Prairie bonnets and dude hats sitting around a freestanding dance barre, with dancers looking on, “American Dreamer” seemed like a rehearsal for a show about turn-of-the-19th-century moon/June/spoon boy-girl romances. It was more like physical sketch comedy than dance. One of stronger bits was a song about the men staying out carousing at the saloon (and maybe upstairs with the showgirls) that turns Punch and Judy when they get home, with kicking, furious spouses out for blood. The song “Beautiful Dreamer” turned into a droll and creepy romp with a man trying to waken three sleepwalking women. He jumps and waves his arms around, but the three prone dancers, one by one, get up and walk past him. Finally, there was some real dancing in the final hoe-down section, with lively country courting roundelays that save the piece so rambunctiously that they erased what came before.

After the break, Taylor shifted into high gear, and there was no choreographic pondering in the middle dance act with two retrospective pieces that still radiated high-voltage electricity—“Fibers,”made in 1961, and “Profiles” from 1979.

In “Fibers,” a ribbony sculpture houses a crouched dancer with a fencing mask, and a taped-up, bloodied body. He moves with fleshy motions, his hands oscillating over his head; another man in similar garb appears and they execute a unison duet with samurai-style ritual gestures that suddenly shift to jumps and turn sequences suggesting attack. Two females appear in white masques and one-piece bodysuits, their movement less menacing but suggesting tragedy, in their beautifully evolving bodyscapes. The dissonant and darkly beautiful score by Arnold Schoenberg is inside the enigmas and dark poetry of this choreography. Danced with hypnotic control and attack by Robert Kleinendorst, Aileen Roehl, Michael Novak and Christina Lynch Markham.

“Profiles,” set to a dizzying orchestral score by Jan Radzynski, is just as dynamic. Taylor might be paying homage to Nijinsky’s physicality from “Afternoon of a Faun,” with triangulated bodies and mock heroic poses. Taylor develops a pungent eroticism under the theatricality: unlike the faun, these couples mount each other, and in the odd angled lifts and cleaved friezes, Taylor wants the audience to see the dancers struggle into the precarious position as part of the movement. The two couples then come together, in ritualized primal movements. They may be transmorphing figures, but there is a fluid sensuality and lusty athleticism to this piece that still has bite.

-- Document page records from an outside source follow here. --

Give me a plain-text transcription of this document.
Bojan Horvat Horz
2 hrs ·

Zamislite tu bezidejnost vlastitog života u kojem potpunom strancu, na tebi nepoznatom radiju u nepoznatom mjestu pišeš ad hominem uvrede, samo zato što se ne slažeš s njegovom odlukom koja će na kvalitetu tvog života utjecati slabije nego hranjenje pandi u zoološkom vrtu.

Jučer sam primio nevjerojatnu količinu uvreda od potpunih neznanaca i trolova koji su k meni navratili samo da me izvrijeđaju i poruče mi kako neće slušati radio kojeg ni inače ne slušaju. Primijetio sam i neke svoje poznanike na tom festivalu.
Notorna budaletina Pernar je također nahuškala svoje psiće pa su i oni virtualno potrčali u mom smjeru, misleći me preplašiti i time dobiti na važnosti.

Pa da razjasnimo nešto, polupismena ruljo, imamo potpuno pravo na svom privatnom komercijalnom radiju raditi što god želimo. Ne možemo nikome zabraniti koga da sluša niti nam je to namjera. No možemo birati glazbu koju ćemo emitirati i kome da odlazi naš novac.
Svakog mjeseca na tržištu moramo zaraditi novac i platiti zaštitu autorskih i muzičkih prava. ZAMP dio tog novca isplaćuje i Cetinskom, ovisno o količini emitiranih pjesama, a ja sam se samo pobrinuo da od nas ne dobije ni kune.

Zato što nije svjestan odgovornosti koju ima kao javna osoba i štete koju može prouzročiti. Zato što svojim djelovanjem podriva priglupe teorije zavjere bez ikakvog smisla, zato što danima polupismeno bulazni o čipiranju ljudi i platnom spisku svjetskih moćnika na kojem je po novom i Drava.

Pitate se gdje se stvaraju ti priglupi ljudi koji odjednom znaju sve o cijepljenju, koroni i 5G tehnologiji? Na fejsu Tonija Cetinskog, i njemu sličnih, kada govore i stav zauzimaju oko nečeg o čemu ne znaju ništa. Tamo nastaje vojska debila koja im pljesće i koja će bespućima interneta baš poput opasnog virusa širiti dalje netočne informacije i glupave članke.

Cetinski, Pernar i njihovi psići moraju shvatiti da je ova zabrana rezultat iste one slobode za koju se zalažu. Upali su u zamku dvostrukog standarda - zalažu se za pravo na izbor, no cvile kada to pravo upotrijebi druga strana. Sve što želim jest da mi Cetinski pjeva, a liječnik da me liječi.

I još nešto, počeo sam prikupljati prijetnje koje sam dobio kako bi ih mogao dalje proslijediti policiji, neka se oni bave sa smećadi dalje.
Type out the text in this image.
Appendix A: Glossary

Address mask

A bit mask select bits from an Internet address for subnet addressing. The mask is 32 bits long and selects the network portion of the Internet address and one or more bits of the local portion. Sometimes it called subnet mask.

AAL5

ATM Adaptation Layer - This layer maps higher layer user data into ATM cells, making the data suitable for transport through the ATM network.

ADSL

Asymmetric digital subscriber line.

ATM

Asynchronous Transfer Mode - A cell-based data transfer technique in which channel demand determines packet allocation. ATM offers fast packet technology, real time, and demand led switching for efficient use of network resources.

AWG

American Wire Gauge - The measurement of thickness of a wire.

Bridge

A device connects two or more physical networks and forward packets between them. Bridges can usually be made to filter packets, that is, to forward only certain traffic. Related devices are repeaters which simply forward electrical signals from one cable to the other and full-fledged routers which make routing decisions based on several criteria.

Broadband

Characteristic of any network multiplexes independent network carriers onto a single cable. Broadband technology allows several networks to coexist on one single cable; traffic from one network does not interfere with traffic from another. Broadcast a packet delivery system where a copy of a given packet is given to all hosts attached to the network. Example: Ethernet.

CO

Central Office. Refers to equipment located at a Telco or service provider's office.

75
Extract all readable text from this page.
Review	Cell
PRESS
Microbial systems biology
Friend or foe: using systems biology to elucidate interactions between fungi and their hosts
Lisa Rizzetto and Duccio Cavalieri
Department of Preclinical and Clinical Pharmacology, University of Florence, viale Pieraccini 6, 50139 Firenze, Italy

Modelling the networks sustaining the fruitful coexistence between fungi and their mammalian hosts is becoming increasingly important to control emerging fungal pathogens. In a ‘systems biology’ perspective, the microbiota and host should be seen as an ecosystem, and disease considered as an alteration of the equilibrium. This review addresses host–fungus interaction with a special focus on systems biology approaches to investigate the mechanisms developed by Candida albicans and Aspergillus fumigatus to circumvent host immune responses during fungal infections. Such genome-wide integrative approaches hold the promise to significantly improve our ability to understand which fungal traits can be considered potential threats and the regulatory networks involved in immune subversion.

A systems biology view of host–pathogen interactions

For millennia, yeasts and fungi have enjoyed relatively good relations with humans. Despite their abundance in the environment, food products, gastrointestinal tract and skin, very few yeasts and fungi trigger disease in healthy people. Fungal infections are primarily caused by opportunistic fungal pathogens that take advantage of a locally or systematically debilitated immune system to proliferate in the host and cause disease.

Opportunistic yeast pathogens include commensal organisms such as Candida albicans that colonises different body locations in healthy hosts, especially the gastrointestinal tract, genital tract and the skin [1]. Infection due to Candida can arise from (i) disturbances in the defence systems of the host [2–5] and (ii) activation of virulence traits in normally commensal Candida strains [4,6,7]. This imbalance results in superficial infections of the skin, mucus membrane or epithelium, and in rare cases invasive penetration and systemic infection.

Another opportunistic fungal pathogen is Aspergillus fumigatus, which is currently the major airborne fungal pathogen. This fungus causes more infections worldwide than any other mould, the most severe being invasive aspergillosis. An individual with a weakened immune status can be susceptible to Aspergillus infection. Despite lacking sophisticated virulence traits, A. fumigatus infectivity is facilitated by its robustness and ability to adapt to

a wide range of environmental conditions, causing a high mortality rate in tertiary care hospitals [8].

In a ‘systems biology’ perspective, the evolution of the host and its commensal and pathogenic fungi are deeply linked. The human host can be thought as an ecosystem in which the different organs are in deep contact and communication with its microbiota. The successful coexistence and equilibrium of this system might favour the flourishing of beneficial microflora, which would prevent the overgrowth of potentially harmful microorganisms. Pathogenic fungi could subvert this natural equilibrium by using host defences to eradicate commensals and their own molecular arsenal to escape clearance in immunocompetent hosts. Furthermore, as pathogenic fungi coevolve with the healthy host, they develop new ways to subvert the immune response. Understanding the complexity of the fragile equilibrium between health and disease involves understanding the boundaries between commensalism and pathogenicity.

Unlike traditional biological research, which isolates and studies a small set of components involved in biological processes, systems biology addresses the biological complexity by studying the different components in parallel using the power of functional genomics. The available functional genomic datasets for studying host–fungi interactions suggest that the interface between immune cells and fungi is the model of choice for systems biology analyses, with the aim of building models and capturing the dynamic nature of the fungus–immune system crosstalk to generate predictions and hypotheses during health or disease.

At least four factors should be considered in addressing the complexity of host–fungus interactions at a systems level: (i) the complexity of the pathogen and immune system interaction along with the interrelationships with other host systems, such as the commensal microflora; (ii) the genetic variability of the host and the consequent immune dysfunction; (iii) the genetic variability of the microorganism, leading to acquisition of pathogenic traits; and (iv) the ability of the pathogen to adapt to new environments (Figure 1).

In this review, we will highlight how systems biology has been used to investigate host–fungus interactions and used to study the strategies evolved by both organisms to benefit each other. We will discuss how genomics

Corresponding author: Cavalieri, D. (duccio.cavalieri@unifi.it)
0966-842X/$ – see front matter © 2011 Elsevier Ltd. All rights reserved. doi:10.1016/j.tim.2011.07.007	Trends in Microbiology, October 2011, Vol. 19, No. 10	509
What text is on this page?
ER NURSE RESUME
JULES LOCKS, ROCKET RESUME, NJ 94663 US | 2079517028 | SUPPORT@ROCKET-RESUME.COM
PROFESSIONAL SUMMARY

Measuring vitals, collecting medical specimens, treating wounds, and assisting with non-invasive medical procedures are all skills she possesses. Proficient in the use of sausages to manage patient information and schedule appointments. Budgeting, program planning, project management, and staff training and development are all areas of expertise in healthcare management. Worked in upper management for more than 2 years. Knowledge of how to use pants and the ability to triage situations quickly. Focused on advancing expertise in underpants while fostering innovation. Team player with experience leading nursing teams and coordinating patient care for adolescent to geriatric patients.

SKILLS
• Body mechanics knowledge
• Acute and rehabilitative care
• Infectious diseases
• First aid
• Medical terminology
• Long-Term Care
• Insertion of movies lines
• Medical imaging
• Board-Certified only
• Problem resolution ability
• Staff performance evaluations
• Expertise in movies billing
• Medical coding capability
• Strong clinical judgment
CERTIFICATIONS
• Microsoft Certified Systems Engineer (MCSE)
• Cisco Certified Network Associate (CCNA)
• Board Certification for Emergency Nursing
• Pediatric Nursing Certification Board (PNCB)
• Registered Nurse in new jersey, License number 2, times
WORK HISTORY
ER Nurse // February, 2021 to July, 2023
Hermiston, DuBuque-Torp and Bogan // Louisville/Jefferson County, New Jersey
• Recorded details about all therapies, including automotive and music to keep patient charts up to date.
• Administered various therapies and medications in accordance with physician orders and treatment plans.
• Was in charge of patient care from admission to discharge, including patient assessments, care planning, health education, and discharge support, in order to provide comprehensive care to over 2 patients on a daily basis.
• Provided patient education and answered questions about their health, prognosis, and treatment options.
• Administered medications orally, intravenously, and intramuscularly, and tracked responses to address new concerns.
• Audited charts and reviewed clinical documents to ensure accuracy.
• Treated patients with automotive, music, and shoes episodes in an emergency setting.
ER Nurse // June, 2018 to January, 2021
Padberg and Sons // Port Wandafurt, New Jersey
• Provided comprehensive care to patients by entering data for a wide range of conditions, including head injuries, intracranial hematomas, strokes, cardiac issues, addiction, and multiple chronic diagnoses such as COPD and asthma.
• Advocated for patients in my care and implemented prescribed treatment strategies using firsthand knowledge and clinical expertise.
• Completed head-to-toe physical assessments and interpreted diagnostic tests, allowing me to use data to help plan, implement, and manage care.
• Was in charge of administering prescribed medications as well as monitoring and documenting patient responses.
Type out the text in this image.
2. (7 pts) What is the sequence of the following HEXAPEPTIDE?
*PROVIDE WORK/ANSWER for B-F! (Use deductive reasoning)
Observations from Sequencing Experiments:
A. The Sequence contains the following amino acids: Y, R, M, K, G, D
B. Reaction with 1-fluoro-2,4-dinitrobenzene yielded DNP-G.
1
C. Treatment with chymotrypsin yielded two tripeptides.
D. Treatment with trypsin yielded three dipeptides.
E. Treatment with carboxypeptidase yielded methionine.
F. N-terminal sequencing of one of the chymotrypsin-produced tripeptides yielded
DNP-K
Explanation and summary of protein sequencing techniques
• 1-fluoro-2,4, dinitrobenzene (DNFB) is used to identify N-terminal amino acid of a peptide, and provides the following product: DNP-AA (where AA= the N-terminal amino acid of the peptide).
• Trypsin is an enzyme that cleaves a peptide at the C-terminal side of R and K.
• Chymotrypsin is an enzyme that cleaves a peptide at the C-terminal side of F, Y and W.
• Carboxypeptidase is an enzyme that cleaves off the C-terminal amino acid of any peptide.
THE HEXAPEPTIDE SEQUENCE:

“Gossamer Gallants”was the crowd-pleaser on this program. The backdrop of the top view of castle battlements, as might be seen by fireflies, has a half dozen drones buzzing around with manic formations, the bug equivalent of bug testosterone lighting up, too. Soon they are slain into action by the ladybugs who parade by them shaking a chartreuse tail, but wanting only the thrill of the hunt, so they can overpower the buggy males. A certain misogyny might be showing, but this is such a cartoon that could have been made by Warner Bros. in the 1940s that you can’t help but sit back and root for the mean dames as they stomp on those pesky buggers.

Whether it’s Taylor’s rusty memories, zany dance animations or revisited classics, he’s a master who still has a lot to say in many dance languages.